PETA, People for the Ethical Treatment of Animals, stirred up a controversy when it put up a post on Twitter saying that the use of horses in wedding ceremonies, a staple in marriages across large parts of India, is “abusive and cruel”. Indian Twitter users were enraged at the animal rights organisation’s comment on a long-held custom in Hindu and Sikh households.

The tweet, by PETA India, said: “Using horses at wedding ceremonies is abusive and cruel”. Soon, Indians started slamming PETA for their position with several Twitter users calling the group 'anti-India and anti-Hindu'.

Avinash MK, a Twitter user, underlined: “Dear PETA, we are not killing horses at wedding ceremonies.” Another user, slammed PETA for what he claimed was hyprocrisy on the part of the animal rights group because it did not criticise riding horses for polo and races or policing.

PETA on the other hand said that spiked bits are torture devices that can injure horses. Radhika Suryavanshi, senior campaign coordinator of PETA India told Indiatimes, “Spiked bits are torture devices that can injure and traumatize horses for live. PETA India is asking couples to have a heart for horses and leave them out of their wedding day celebrations.”

Spiked bits are metal devices embedded deep into mouths of animals to maintain control over them. They are composed of two small, hinged metal cylinders covered with spikes (or sharp spirals) that are attached to the mouth.
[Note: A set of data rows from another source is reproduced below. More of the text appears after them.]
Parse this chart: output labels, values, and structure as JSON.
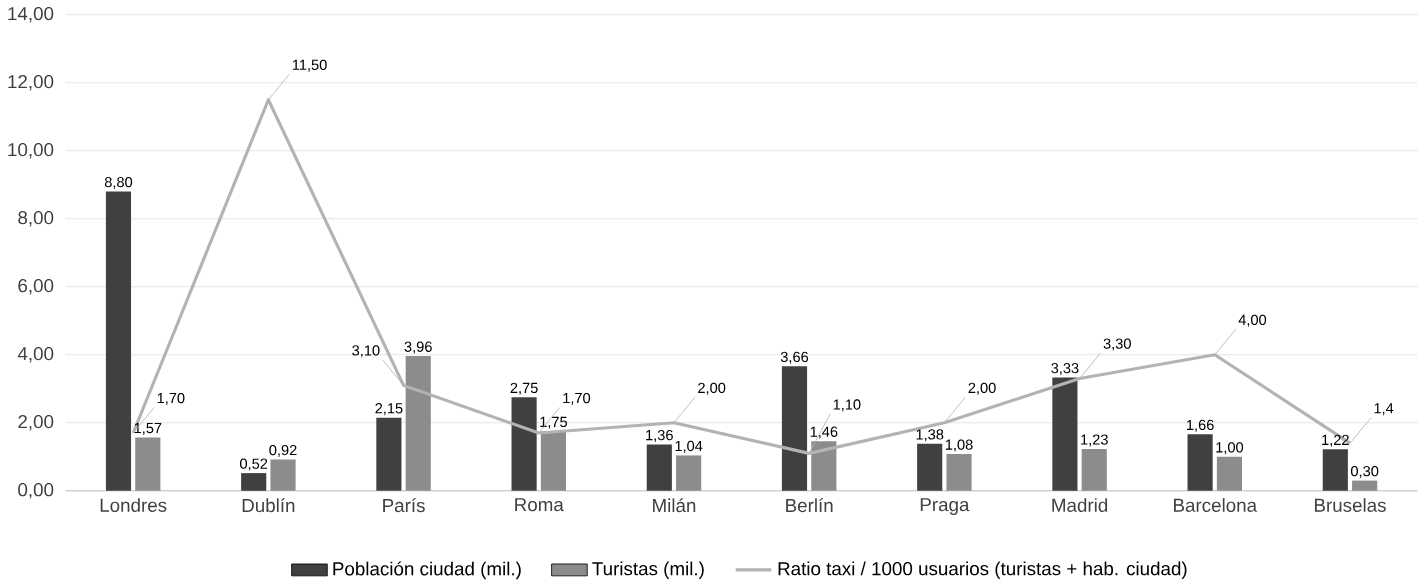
{
  "chart_data": {
    "type": "bar",
    "categories": [
      "Londres",
      "Dublín",
      "París",
      "Roma",
      "Milán",
      "Berlín",
      "Praga",
      "Madrid",
      "Barcelona",
      "Bruselas"
    ],
    "series": [
      {
        "name": "Población ciudad (mil.)",
        "color": "#404040",
        "values": [
          8.8,
          0.52,
          2.15,
          2.75,
          1.36,
          3.66,
          1.38,
          3.33,
          1.66,
          1.22
        ],
        "value_labels": [
          "8,80",
          "0,52",
          "2,15",
          "2,75",
          "1,36",
          "3,66",
          "1,38",
          "3,33",
          "1,66",
          "1,22"
        ]
      },
      {
        "name": "Turistas (mil.)",
        "color": "#8c8c8c",
        "values": [
          1.57,
          0.92,
          3.96,
          1.75,
          1.04,
          1.46,
          1.08,
          1.23,
          1.0,
          0.3
        ],
        "value_labels": [
          "1,57",
          "0,92",
          "3,96",
          "1,75",
          "1,04",
          "1,46",
          "1,08",
          "1,23",
          "1,00",
          "0,30"
        ]
      },
      {
        "name": "Ratio taxi / 1000 usuarios (turistas + hab. ciudad)",
        "type": "line",
        "color": "#b3b3b3",
        "values": [
          1.7,
          11.5,
          3.1,
          1.7,
          2.0,
          1.1,
          2.0,
          3.3,
          4.0,
          1.4
        ],
        "value_labels": [
          "1,70",
          "11,50",
          "3,10",
          "1,70",
          "2,00",
          "1,10",
          "2,00",
          "3,30",
          "4,00",
          "1,4"
        ]
      }
    ],
    "ylim": [
      0,
      14
    ],
    "yticks": [
      {
        "value": 0,
        "label": "0,00"
      },
      {
        "value": 2,
        "label": "2,00"
      },
      {
        "value": 4,
        "label": "4,00"
      },
      {
        "value": 6,
        "label": "6,00"
      },
      {
        "value": 8,
        "label": "8,00"
      },
      {
        "value": 10,
        "label": "10,00"
      },
      {
        "value": 12,
        "label": "12,00"
      },
      {
        "value": 14,
        "label": "14,00"
      }
    ],
    "grid": "y",
    "legend": "bottom"
  }
}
Spiked bits are intended to cut into the horse’s lips and tongue when the reins are pulled and the use of the devices is illegal under rule 8 of The Prevention of Cruelty to Draught and Pack Animals Rules of 1965.

Irrespective, PETA’s stance, which some believed was a criticism of Indian customs did not go down well with many.

PETA started its campaign against use of horses in wedding ceremonies in September, ahead of the wedding season. The group started alerting the public to the cruel practice of using spiked bits to control horses.

Aside from this tweet on horses, PETA also tagged Indian Prime Minister Narendra Modi on Monday asking him to follow the example set by the European Parliament and phase out animal experiments.

People for the Ethical Treatment of Animals (PETA) was established in 1980 in the United States. A non-profit animal rights group, PETA claims to have 9 million members and supporters across the globe.